Baron von Rothschild, the legendary French financier, once stated that the ideal portfolio should consist of one-third securities, one-third art, and one-third real estate. The current international real estate market would appear to belie his advice however.Emerging market investors and other legendary financiers with real estate holdings have suffered pain, there is no doubt. The housing markets in Spain, Ireland and many other countries are years, if not decades away from recovery. This is true for international real estate around the globe.
This is the primary reason for the collapse of the banking systems in these countries. But international real estate should have a place in every portfolio. As with so much other investing advice, Baron von Rothschild is right here too. For emerging market investors, the exchange traded fund for timber and related products, Guggenheim Timber (NYSEARCA:CUT), sprinkles a flavoring of international real estate with other protection.
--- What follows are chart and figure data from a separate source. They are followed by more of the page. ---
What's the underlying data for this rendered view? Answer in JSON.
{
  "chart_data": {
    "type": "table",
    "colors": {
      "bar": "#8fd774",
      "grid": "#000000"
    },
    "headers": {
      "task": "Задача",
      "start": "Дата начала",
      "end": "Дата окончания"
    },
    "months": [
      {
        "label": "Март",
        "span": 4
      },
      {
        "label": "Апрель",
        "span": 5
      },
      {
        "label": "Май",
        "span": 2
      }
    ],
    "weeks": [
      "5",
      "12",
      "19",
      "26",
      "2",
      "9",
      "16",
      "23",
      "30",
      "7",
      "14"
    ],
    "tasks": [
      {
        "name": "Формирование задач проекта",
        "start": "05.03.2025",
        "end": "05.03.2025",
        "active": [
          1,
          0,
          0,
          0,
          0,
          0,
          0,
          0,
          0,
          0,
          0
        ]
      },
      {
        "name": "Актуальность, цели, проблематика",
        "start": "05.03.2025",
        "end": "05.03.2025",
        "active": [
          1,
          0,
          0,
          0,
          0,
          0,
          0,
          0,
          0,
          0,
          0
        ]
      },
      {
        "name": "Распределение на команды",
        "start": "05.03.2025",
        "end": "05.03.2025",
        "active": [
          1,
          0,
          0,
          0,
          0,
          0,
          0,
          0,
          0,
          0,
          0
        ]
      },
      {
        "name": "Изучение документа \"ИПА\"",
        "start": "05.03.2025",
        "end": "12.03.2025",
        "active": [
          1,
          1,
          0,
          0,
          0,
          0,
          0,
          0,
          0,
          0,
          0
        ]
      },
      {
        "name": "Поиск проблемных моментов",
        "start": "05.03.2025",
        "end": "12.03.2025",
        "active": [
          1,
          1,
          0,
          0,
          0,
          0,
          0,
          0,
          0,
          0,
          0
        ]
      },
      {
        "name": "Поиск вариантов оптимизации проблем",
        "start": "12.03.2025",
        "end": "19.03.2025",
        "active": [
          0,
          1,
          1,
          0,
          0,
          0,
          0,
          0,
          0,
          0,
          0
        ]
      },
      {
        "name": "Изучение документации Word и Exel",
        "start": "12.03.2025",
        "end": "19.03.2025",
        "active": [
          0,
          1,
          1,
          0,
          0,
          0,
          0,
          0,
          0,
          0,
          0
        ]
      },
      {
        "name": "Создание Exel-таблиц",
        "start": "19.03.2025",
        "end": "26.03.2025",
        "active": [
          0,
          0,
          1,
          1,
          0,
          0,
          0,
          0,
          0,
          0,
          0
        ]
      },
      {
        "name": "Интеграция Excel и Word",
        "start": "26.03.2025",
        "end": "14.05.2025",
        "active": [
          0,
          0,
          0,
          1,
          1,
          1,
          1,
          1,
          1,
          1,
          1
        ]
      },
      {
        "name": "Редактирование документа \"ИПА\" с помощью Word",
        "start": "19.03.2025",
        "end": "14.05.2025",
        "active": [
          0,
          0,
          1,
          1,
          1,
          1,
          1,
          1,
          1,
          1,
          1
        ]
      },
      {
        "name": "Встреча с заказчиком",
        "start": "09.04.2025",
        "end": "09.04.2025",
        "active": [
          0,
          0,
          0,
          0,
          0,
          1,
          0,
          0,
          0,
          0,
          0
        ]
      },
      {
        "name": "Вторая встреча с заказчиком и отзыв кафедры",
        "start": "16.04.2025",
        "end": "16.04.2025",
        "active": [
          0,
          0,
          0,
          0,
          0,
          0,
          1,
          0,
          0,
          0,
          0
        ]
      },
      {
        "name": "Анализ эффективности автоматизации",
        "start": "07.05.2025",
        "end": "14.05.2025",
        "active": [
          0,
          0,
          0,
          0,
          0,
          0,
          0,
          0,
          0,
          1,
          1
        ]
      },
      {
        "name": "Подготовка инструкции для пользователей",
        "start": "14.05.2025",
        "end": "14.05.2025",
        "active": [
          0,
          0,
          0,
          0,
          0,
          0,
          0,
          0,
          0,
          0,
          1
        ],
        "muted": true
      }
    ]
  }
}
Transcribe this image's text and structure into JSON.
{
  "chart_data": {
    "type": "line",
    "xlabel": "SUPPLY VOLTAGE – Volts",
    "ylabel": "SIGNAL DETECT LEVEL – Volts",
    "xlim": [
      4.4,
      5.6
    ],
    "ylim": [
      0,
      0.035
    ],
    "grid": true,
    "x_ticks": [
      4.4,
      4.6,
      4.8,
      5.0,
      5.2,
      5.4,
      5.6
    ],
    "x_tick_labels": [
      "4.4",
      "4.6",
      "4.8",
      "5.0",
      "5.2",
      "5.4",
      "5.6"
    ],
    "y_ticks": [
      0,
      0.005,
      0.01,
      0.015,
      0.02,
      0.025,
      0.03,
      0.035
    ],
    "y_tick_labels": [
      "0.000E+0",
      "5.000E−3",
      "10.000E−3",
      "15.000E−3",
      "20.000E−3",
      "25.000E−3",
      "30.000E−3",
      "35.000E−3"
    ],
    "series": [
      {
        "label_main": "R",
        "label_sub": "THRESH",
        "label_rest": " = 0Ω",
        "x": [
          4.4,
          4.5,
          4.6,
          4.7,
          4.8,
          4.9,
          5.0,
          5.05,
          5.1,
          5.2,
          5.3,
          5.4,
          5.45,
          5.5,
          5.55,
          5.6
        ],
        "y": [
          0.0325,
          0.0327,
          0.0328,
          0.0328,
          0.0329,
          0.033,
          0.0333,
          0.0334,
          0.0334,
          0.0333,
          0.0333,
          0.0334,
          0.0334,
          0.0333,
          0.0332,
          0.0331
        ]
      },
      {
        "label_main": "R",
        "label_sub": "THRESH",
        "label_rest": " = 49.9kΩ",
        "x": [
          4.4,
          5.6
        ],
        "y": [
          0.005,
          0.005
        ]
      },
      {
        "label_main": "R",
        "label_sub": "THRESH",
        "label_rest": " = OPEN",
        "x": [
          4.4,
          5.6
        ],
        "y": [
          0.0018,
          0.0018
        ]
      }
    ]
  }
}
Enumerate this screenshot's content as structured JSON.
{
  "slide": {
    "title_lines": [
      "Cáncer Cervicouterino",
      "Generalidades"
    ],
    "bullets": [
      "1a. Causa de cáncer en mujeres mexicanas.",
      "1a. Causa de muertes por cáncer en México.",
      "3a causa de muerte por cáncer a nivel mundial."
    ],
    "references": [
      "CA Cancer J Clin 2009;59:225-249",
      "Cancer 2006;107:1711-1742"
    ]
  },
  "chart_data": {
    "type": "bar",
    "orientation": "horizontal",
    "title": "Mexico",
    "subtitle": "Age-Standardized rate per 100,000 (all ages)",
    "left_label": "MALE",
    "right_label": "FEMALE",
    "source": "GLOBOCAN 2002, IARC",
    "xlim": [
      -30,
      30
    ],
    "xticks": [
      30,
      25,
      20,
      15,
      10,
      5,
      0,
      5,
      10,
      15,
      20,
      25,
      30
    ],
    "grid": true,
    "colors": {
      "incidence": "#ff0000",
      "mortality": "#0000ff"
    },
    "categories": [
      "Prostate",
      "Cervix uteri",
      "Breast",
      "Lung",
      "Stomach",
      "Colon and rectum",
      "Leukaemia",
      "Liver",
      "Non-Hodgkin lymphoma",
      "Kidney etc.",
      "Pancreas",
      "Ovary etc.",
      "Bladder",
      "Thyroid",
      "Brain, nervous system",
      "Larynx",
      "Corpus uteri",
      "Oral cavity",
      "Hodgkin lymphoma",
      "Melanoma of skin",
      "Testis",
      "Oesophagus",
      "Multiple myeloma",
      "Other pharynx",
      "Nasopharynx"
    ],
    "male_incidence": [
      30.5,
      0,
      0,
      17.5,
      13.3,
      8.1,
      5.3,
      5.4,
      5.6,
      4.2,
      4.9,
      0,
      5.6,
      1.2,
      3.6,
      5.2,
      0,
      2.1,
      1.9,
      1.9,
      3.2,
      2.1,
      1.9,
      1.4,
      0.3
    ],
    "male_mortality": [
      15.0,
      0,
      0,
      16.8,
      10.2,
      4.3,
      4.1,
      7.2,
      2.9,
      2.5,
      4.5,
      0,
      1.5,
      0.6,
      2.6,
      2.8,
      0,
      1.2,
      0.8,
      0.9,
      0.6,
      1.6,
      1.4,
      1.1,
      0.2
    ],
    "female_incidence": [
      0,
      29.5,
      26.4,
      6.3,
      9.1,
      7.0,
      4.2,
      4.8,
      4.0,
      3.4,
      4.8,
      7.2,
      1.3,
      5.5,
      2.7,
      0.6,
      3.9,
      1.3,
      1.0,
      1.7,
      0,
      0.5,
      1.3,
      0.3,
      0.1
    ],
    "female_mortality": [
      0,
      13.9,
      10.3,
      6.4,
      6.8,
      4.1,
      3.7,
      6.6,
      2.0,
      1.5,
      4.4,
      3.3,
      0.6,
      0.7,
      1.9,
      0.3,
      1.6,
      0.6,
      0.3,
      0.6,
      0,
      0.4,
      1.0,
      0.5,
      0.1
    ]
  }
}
Historically, timber land has outpaced inflation. Guggenheim Timber has large positions in timber real estate investment trusts. It also has holdings in companies that produce and distribute associated items such as paper and packaging, amongst others. This also results in exposure to the international real estate market in emerging market nations, and around the globe.
When real estate rises, timber land is strong for a variety of factors. Overall, the whole international real estate sector will rise, including uncut timber land. Specifically, when more homes are being built, there is a greater demand for lumber for houses. From the floors to the roof, wood is needed in the building of houses and commercial buildings for both decorative and construction purposes. International real estate will recover and when it does, timber land will rise again.
This no doubt lured uber investor John Paulson into his ill-fated investment in Sino Forest. His example illustrates one of the main benefits of an exchange traded fund for individual investors: there is a broad diversity of investments and superior research resources, in addition to lower costs. This is particularly valuable for investing in international real estate.
At the nadir of the Great Recession in early 2009, Guggenheim Lumber was trading under $7.50 a share. It is now around $16. It has been the same story of recovery for the home builder ETF, SPDR S&P Homebuilders (NYSEARCA:XHB). The rebound has slowed in recent trading however, for both CUT and XHB.
Year to date, the Guggehiem Lumber ETF is down 2.90%. It has increased in the short term and is up 1.45% for the last week of market action.